There are time when macOS and your running applications need more memory can than comfortably fit in physical RAM. In that case the memory management of macOS frees up RAM in two ways:

  1. Take some memory and compress it. In your example, 906 MB of physical RAM is being used to store some unspecified (but probably about twice that) of macOS and application memory. Of course, the memory will need to be decompressed before it is next used.

  2. Move some portions of memory out of physical RAM and store them on the boot disk. In your case, 6.64 GB of disk space in being used in this way. When an application requires to use that memory in will have to be brought back into physical RAM. This moving portions of memory out and in to RAM is called swapping and the disk space used is in one or more swap files.

Compressing and decompressing is a relatively fast action using a highly efficient algorithm. Swapping is slower. When boot disks were hard disks this was a key cause of slow system response. With SSDs, this is quicker and leads to a more responsive feel to the system.

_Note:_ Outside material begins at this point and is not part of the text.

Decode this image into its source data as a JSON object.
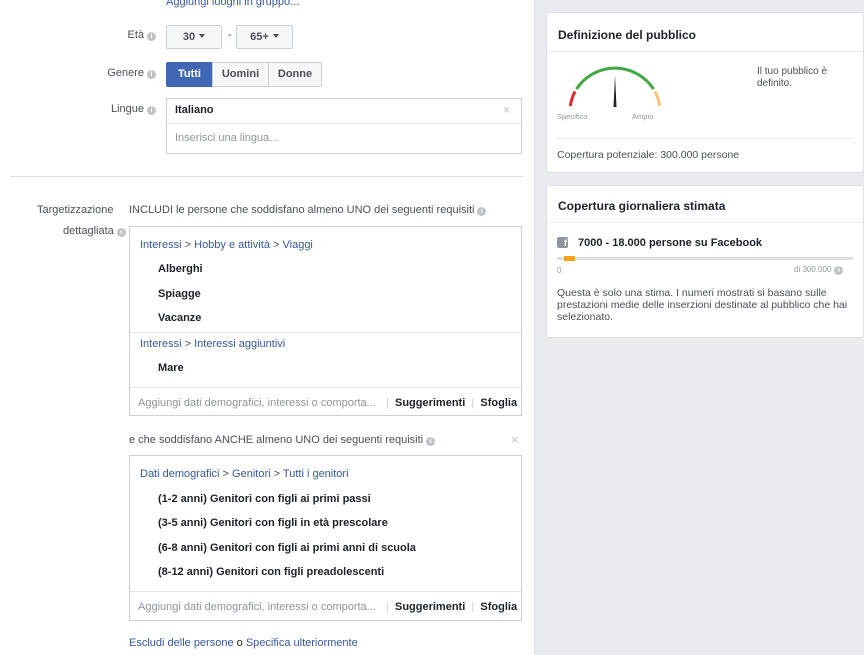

macOS's memory tuning has a preference for compression rather than swapping though in your example it has decided that rather a lot of memory must be taken out of physical RAM and placed in the the swap files. Ideally the memory tuning will have chosen application memory that is unlikely to be wanted for some time.

Memory calculations

Memory allocations can be counted in more than one way, but as presented by Activity Monitor:

App Memory + Wired memory + Compressed = Memory Used

Wired memory is memory which can't be compressed or swapped. I don't like the use of "memory used" in this context because in reality nearly all the physical RAM is usefully occupied. But that is what Activity Monitor calls it.

Memory Used + Cached Files + Free memory = Physical Memory

So it is true that Memory Used + Cached Files is always less than or equal to Physical RAM.

With a simple calculation you can work out that your Free Memory is only 0.10 GB.

Your "memory pressure" graph is green which indicates that macOS is able to manage memory with few bottlenecks.

Disk IO and Data

To the left of the graph, Activity Monitor shows that number of read and write operations (called IO in the graphs) both as totals since boot and current rates.

Each disk operation can read or write variable amounts of data. The values for amount of data and current rates are on the right hand side. The graph calls this DATA (which seems reasonable to me).

From your graphs and current counters, the Mac looks fairly busy from the disk point of view. But the graphs have no units which does limit their usefulness.